Our open space that is anything but public
Times Square's renting out of the piazza for private gain, Cheung Kong's policing of its pond, the lack of seating in Pacific Place's Park Court, the encroachment by bars on the roof of Two IFC, Henderson's failure to provide 24-hour access to the podium of the Metro Harbourview. These are all mere symptoms of the real problem: these spaces should never have been classified as public open space in the first place.

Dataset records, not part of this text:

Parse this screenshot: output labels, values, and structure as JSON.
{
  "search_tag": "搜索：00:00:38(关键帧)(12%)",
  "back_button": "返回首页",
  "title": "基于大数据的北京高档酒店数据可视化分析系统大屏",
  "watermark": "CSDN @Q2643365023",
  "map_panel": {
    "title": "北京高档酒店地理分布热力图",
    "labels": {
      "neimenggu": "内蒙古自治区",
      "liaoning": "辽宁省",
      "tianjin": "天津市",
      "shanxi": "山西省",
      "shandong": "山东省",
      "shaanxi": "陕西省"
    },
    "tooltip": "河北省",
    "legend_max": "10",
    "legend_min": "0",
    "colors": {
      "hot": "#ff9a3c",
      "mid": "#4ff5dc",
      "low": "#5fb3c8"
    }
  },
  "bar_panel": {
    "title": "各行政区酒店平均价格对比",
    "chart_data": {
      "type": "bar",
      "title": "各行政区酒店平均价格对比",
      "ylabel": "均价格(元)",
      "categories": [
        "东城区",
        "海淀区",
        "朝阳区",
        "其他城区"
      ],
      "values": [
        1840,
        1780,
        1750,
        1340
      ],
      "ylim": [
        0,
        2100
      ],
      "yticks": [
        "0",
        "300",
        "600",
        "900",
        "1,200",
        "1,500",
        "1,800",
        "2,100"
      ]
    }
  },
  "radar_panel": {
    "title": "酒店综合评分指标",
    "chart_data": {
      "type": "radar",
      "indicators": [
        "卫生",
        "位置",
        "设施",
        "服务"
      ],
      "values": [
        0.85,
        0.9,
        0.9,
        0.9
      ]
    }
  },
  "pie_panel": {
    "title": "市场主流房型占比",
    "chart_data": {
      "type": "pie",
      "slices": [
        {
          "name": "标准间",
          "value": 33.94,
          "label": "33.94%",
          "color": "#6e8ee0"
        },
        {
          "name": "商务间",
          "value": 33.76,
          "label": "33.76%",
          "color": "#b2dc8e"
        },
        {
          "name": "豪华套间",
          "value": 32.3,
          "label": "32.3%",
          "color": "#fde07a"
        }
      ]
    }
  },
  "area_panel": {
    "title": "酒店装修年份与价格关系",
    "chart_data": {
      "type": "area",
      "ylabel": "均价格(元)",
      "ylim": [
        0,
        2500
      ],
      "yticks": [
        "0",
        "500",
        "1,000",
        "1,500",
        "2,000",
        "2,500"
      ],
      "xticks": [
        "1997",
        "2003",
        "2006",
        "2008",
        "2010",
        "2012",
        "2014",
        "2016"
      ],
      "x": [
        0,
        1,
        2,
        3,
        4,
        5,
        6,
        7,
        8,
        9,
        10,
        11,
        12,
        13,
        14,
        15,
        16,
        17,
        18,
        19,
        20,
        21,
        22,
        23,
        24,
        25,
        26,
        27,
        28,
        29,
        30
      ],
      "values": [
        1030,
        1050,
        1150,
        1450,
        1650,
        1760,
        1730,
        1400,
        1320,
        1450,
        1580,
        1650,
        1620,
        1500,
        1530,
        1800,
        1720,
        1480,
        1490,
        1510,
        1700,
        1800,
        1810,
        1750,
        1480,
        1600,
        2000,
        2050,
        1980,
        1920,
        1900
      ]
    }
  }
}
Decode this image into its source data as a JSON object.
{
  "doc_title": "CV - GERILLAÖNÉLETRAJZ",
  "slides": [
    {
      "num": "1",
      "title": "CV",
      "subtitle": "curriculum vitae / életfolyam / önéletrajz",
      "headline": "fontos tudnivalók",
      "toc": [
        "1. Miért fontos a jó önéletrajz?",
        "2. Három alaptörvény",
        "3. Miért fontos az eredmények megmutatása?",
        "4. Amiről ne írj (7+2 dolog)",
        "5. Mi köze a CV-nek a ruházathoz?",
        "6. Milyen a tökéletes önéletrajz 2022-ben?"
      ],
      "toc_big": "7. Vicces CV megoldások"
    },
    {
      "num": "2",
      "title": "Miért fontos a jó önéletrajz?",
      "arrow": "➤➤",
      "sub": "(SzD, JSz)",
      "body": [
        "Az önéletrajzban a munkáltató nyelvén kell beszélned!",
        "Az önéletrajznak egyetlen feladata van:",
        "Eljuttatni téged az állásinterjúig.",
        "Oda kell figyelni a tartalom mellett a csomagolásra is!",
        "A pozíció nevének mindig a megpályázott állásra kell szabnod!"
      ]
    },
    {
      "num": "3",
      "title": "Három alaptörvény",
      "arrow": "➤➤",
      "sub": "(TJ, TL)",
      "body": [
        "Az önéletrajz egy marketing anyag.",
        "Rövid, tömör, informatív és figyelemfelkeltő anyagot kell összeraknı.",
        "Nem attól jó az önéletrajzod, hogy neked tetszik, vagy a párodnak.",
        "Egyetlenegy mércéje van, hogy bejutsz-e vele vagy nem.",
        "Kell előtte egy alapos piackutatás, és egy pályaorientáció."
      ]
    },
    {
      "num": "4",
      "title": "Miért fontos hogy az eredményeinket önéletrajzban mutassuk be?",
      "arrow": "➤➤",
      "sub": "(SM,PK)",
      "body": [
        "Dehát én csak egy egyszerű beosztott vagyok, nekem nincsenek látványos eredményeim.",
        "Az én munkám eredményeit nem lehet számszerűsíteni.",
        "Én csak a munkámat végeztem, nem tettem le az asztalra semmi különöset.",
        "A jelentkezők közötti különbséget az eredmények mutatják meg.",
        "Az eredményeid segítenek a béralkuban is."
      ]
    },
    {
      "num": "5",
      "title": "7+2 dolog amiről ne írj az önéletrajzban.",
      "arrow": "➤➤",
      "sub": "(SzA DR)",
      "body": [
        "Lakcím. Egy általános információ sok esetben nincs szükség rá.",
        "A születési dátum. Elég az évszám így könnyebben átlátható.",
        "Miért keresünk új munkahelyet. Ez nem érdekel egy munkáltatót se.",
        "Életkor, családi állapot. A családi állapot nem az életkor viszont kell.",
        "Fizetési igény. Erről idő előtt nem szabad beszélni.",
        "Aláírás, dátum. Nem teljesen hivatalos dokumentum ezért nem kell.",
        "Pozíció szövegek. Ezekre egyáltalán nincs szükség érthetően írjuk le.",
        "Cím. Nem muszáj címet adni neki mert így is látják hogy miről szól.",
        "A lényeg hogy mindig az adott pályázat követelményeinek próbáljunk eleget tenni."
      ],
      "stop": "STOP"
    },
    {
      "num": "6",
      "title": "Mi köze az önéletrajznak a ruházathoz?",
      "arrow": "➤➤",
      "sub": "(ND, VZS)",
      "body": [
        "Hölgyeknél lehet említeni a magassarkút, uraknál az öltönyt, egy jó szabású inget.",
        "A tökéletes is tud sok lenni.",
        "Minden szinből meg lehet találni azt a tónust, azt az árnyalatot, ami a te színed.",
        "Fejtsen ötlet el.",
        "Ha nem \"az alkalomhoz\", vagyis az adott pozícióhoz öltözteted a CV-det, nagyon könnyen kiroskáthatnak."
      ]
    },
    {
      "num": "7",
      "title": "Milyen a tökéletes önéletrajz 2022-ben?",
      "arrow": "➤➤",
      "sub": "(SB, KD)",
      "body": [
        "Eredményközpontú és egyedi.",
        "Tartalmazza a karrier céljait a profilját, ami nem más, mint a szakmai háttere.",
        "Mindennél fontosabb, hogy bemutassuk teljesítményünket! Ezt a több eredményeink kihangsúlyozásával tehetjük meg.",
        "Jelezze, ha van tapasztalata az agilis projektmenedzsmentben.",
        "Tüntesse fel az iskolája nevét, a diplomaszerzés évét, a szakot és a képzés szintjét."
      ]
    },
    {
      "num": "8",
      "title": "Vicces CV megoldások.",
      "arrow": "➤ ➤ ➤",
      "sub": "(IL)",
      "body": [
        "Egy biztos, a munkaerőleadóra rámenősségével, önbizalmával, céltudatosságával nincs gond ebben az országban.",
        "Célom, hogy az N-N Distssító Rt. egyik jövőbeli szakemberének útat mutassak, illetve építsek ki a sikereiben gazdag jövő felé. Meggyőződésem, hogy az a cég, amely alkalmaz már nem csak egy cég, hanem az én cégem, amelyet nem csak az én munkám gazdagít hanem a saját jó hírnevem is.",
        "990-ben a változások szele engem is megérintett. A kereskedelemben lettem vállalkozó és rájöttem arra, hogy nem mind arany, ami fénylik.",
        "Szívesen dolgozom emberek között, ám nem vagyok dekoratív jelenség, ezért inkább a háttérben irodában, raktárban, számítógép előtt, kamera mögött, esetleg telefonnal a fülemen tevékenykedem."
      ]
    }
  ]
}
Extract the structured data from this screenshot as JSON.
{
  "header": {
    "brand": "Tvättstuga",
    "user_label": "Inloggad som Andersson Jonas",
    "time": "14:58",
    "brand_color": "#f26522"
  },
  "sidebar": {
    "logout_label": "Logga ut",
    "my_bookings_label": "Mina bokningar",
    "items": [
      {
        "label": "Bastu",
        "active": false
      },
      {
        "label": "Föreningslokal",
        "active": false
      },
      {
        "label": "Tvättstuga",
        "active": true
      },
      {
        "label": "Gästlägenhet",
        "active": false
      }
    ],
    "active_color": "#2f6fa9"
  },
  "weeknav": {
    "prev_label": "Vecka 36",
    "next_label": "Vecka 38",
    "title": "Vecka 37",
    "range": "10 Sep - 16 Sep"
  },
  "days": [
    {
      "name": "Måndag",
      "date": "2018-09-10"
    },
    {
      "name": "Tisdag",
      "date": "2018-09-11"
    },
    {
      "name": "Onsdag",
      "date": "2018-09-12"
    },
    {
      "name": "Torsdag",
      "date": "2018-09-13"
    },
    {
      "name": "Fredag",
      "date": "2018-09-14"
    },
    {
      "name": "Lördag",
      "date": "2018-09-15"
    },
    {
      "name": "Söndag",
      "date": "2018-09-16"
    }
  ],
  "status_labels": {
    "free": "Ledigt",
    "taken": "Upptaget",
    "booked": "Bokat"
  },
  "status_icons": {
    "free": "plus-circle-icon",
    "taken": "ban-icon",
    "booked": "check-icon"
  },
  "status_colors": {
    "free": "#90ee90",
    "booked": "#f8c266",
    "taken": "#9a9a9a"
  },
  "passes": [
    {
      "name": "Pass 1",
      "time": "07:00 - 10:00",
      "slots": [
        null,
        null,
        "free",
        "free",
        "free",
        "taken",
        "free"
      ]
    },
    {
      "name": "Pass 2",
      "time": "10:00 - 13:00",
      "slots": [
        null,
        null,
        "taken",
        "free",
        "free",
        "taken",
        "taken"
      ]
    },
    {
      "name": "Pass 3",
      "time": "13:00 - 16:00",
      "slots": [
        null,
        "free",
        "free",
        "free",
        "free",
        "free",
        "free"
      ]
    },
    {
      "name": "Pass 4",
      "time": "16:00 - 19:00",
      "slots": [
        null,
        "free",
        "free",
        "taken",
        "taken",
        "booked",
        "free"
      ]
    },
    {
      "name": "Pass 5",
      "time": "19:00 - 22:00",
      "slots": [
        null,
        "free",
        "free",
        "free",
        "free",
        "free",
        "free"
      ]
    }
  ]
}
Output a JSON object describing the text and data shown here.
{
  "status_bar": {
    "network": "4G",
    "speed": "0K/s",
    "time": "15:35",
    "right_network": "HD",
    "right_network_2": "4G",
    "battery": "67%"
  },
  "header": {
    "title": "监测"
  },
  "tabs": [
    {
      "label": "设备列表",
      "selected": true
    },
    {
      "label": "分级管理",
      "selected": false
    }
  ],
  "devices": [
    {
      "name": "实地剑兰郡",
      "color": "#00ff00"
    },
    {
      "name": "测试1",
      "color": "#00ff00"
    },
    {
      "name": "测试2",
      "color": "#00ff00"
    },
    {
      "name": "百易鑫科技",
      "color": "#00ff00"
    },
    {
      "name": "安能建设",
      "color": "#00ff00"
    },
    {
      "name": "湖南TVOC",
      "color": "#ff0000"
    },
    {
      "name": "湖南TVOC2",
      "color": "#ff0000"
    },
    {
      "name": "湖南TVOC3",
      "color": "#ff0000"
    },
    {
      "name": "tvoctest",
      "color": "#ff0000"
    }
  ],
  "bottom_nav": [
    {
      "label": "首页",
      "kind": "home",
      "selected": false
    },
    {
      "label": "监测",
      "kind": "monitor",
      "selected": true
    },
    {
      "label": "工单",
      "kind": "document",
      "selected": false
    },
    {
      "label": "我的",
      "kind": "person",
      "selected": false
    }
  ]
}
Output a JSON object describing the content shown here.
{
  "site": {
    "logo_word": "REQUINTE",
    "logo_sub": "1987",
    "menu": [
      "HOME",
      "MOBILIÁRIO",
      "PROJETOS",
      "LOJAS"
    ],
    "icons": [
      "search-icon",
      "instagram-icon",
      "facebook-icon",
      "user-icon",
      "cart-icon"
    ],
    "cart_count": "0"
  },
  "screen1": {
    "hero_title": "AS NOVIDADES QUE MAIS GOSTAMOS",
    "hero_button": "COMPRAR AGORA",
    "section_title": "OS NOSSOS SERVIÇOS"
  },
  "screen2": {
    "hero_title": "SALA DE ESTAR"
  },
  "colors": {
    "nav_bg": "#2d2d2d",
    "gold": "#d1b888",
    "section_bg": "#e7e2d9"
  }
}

The government happily counts these areas within private developments as 'public open space' in an attempt to meet the required minimum provision of 2 sq metres of open space per person, as set out in Hong Kong's Planning Standards and Guidelines. The motivation? Pure greed in the form of land premiums, rates and rentals. By including these spaces in private developments, other land is freed up for sale. And the cost of the design and upkeep of public space is transferred to the private sector.
Developers happily oblige, as they are compensated with extra floor area. They can also design and manage these spaces in line with their interests, rather than suffer the overmanagement by the Leisure and Cultural Services Department or the abysmal undermanagement by the Highways Department.
By exploiting every possibility to increase revenue by selling land - but refusing to create new street-level space for pedestrians - Hong Kong has failed to keep pace with its increasing density. The city now has a shortfall of open space, circulation space and pedestrian connections in all urban areas. We should be raising the minimum amount of open space required to cater for an ageing population, a doubling of leisure time (with Saturdays off), increasing tourist arrivals, and the general call for a better quality of life.
Not only does the public suffer, but the 'open space' within private developments is a substandard replacement. After all, how 'open' is a podium garden? How 'public' is space managed by private interests?
The solutions are quite straightforward. First, more land must be freed up for true public open space at street level. Oversized lots on the land sales list should be split up.
Second, the Lands Department must be called to task to implement set-back rules governing the space between buildings and roads for all redevelopment, including those announced by the Urban Renewal Authority, to create more circulation space at street level. When smaller buildings are replaced with larger ones, there are more people and more traffic. Set-backs are simple solutions that the Lands Department refuses to accept; they are deemed 'too expensive' (read: can't maximise land premiums).
Third, we need a new classification system for open space within private developments, which can't be counted against the requirement for 'public open space'. The Times Square piazza should be 'circulation space' to cope with pedestrian traffic. The Two IFC rooftop should be 'retail open space' so it can be properly used for outdoor dining. Housing estate podium gardens should be 'residential open space'.
Finally, the government must lead by example with its own developments, in particular the Tamar site. Following a rezoning approval, a large park in front of the new offices at Tamar is to be broken up into smaller gardens, surrounding the different buildings and forming a 'green carpet'.
In recent communication, the administration has said that the public open space on Tamar will be 'open' when security and operational requirements allow. If so, officials should act responsibly and declare these to be private gardens that will only be open when convenient. That involves rezoning them, so that they will not be counted against the minimum provision of open space. The government must ensure that the two hectares of open space at Tamar are accessible 24 hours a day. Otherwise, it is no better than the private developers it is now pursuing, under public pressure.